Why Coding Agents Fail at Setup

October 10, 20253 min read

Coding agents look great on benchmarks where every dependency is pre-installed. Point them at a real repository and ask them to set it up from scratch, and they fall apart. SetupBench shows that even the best agents succeed only 62% of the time on environment setup. They miss test tools, invent config values, and install things that vanish when you open a new terminal.

Three Failure Modes

Missing test tools. Agents install runtime dependencies but skip test frameworks. They will run pip install -r requirements.txt but ignore the tox.ini file sitting right there. When validation runs tox, it is not found. This accounts for 17-26% of failures.

Hallucinated config. Agents invent configuration values. They will set a port to 53012 because they "inferred" it, when no such requirement exists anywhere in the repo. They will add flags that the project does not use. 24-30% of failures come from made-up constraints.

Non-persistent setup. Agents install tools that work in their session but disappear in a new terminal. They run pip install --user tox but never add ~/.local/bin to PATH in a persistent config file. 45% of session handoffs fail because of this.

Our Approach

For test tools, we use file ranking to find setup-critical files early, not just READMEs. Files like tox.ini, jest.config.js, and CI workflows get priority. We build a full dependency graph that separates runtime, test, and build dependencies.

For hallucinations, every config decision must cite its source: the exact file, line, and quote that justifies the value. No citation, no action.
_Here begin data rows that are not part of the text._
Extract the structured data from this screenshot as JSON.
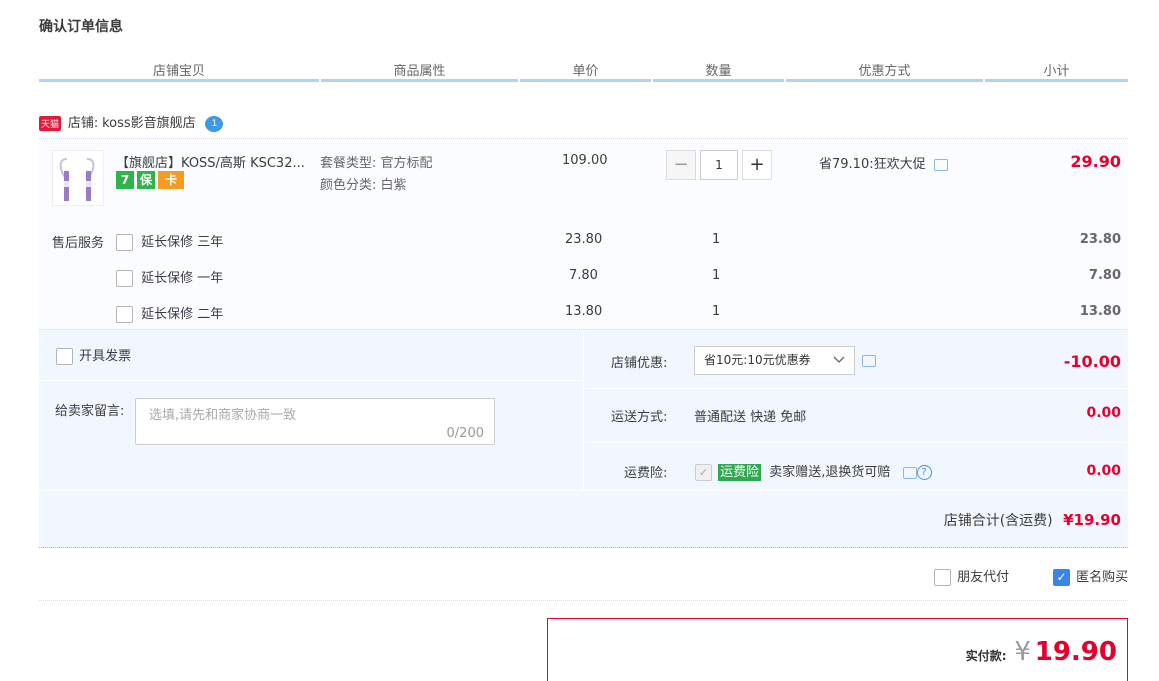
{
  "page": {
    "title": "确认订单信息"
  },
  "columns": [
    "店铺宝贝",
    "商品属性",
    "单价",
    "数量",
    "优惠方式",
    "小计"
  ],
  "shop": {
    "badge": "天猫",
    "label": "店铺:",
    "name": "koss影音旗舰店",
    "chat_badge": "1"
  },
  "item": {
    "name": "【旗舰店】KOSS/高斯 KSC32...",
    "attrs": [
      {
        "k": "套餐类型:",
        "v": "官方标配"
      },
      {
        "k": "颜色分类:",
        "v": "白紫"
      }
    ],
    "price": "109.00",
    "qty": "1",
    "discount": "省79.10:狂欢大促",
    "subtotal": "29.90",
    "badges": [
      {
        "text": "7",
        "color": "#2fb44a"
      },
      {
        "text": "保",
        "color": "#2fb44a"
      },
      {
        "text": "卡",
        "color": "#f39b23"
      }
    ]
  },
  "after_sales": {
    "label": "售后服务",
    "rows": [
      {
        "name": "延长保修 三年",
        "price": "23.80",
        "qty": "1",
        "subtotal": "23.80"
      },
      {
        "name": "延长保修 一年",
        "price": "7.80",
        "qty": "1",
        "subtotal": "7.80"
      },
      {
        "name": "延长保修 二年",
        "price": "13.80",
        "qty": "1",
        "subtotal": "13.80"
      }
    ]
  },
  "invoice": {
    "label": "开具发票"
  },
  "note": {
    "label": "给卖家留言:",
    "placeholder": "选填,请先和商家协商一致",
    "counter": "0/200"
  },
  "shop_discount": {
    "label": "店铺优惠:",
    "selected": "省10元:10元优惠券",
    "amount": "-10.00"
  },
  "shipping": {
    "label": "运送方式:",
    "value": "普通配送 快递 免邮",
    "amount": "0.00"
  },
  "insurance": {
    "label": "运费险:",
    "tag": "运费险",
    "desc": "卖家赠送,退换货可赔",
    "amount": "0.00"
  },
  "shop_total": {
    "label": "店铺合计(含运费)",
    "amount": "¥19.90"
  },
  "options": {
    "friend_pay": "朋友代付",
    "anonymous": "匿名购买"
  },
  "payment": {
    "label": "实付款:",
    "currency": "¥",
    "amount": "19.90"
  },
  "colors": {
    "accent_red": "#e5002d",
    "header_line": "#b2d1ff",
    "panel_bg": "#f2f7ff"
  }
}
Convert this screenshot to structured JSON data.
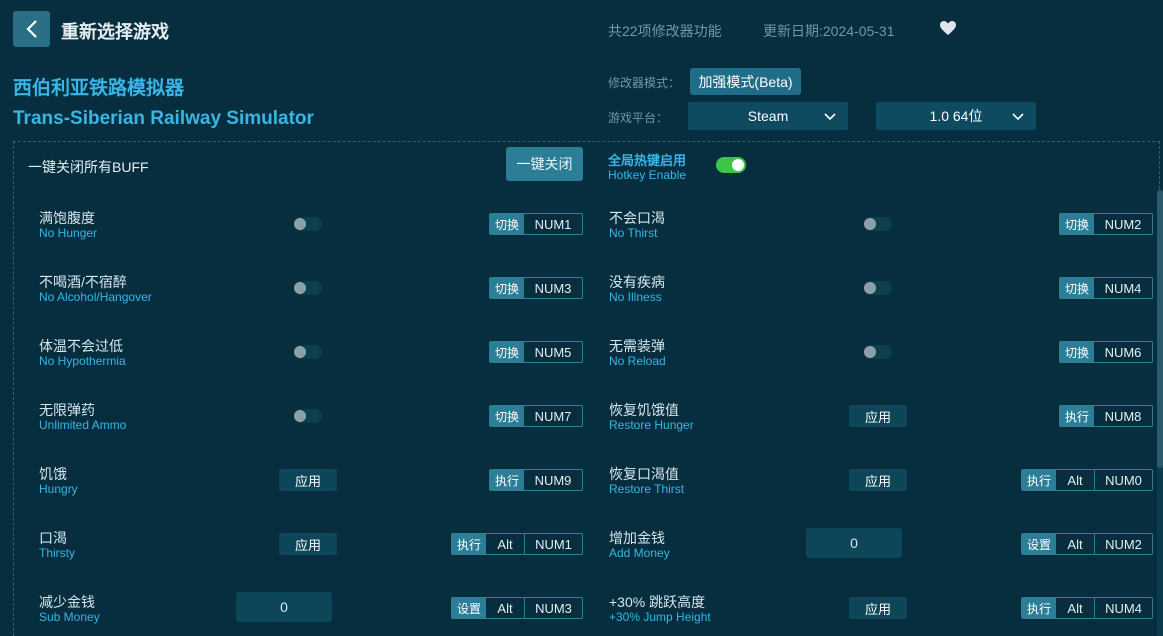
{
  "header": {
    "back_icon": "chevron-left-icon",
    "title": "重新选择游戏",
    "feature_count": "共22项修改器功能",
    "update_date": "更新日期:2024-05-31",
    "favorite_icon": "heart-icon"
  },
  "game": {
    "name_cn": "西伯利亚铁路模拟器",
    "name_en": "Trans-Siberian Railway Simulator"
  },
  "settings": {
    "mode_label": "修改器模式：",
    "mode_value": "加强模式(Beta)",
    "platform_label": "游戏平台：",
    "platform_value": "Steam",
    "version_value": "1.0 64位"
  },
  "controls": {
    "all_buff_label": "一键关闭所有BUFF",
    "close_all_button": "一键关闭",
    "hotkey_cn": "全局热键启用",
    "hotkey_en": "Hotkey Enable",
    "hotkey_enabled": true
  },
  "options": {
    "left": [
      {
        "cn": "满饱腹度",
        "en": "No Hunger",
        "control": "toggle",
        "on": false,
        "action": "切换",
        "keys": [
          "NUM1"
        ]
      },
      {
        "cn": "不喝酒/不宿醉",
        "en": "No Alcohol/Hangover",
        "control": "toggle",
        "on": false,
        "action": "切换",
        "keys": [
          "NUM3"
        ]
      },
      {
        "cn": "体温不会过低",
        "en": "No Hypothermia",
        "control": "toggle",
        "on": false,
        "action": "切换",
        "keys": [
          "NUM5"
        ]
      },
      {
        "cn": "无限弹药",
        "en": "Unlimited Ammo",
        "control": "toggle",
        "on": false,
        "action": "切换",
        "keys": [
          "NUM7"
        ]
      },
      {
        "cn": "饥饿",
        "en": "Hungry",
        "control": "apply",
        "control_label": "应用",
        "action": "执行",
        "keys": [
          "NUM9"
        ]
      },
      {
        "cn": "口渴",
        "en": "Thirsty",
        "control": "apply",
        "control_label": "应用",
        "action": "执行",
        "keys": [
          "Alt",
          "NUM1"
        ]
      },
      {
        "cn": "减少金钱",
        "en": "Sub Money",
        "control": "input",
        "value": "0",
        "action": "设置",
        "keys": [
          "Alt",
          "NUM3"
        ]
      }
    ],
    "right": [
      {
        "cn": "不会口渴",
        "en": "No Thirst",
        "control": "toggle",
        "on": false,
        "action": "切换",
        "keys": [
          "NUM2"
        ]
      },
      {
        "cn": "没有疾病",
        "en": "No Illness",
        "control": "toggle",
        "on": false,
        "action": "切换",
        "keys": [
          "NUM4"
        ]
      },
      {
        "cn": "无需装弹",
        "en": "No Reload",
        "control": "toggle",
        "on": false,
        "action": "切换",
        "keys": [
          "NUM6"
        ]
      },
      {
        "cn": "恢复饥饿值",
        "en": "Restore Hunger",
        "control": "apply",
        "control_label": "应用",
        "action": "执行",
        "keys": [
          "NUM8"
        ]
      },
      {
        "cn": "恢复口渴值",
        "en": "Restore Thirst",
        "control": "apply",
        "control_label": "应用",
        "action": "执行",
        "keys": [
          "Alt",
          "NUM0"
        ]
      },
      {
        "cn": "增加金钱",
        "en": "Add Money",
        "control": "input",
        "value": "0",
        "action": "设置",
        "keys": [
          "Alt",
          "NUM2"
        ]
      },
      {
        "cn": "+30% 跳跃高度",
        "en": "+30% Jump Height",
        "control": "apply",
        "control_label": "应用",
        "action": "执行",
        "keys": [
          "Alt",
          "NUM4"
        ]
      }
    ]
  },
  "colors": {
    "background": "#062e3e",
    "accent": "#37b6e8",
    "button": "#2c7d96",
    "toggle_on": "#3fc546"
  }
}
Uncertain decisions get flagged for review instead of applied silently.

For persistence, we enforce a protocol: write to durable config files (~/.bashrc, /etc/profile.d/), source them in the current session, and verify in a fresh shell subprocess before marking setup as complete.

Results

These changes bring test tooling success from 74-83% to 97%+, cut hallucinations from 24-30% down to under 3%, and raise persistence reliability from 55% to 98%+. There is still work to do, but the failure modes are well-understood and solvable.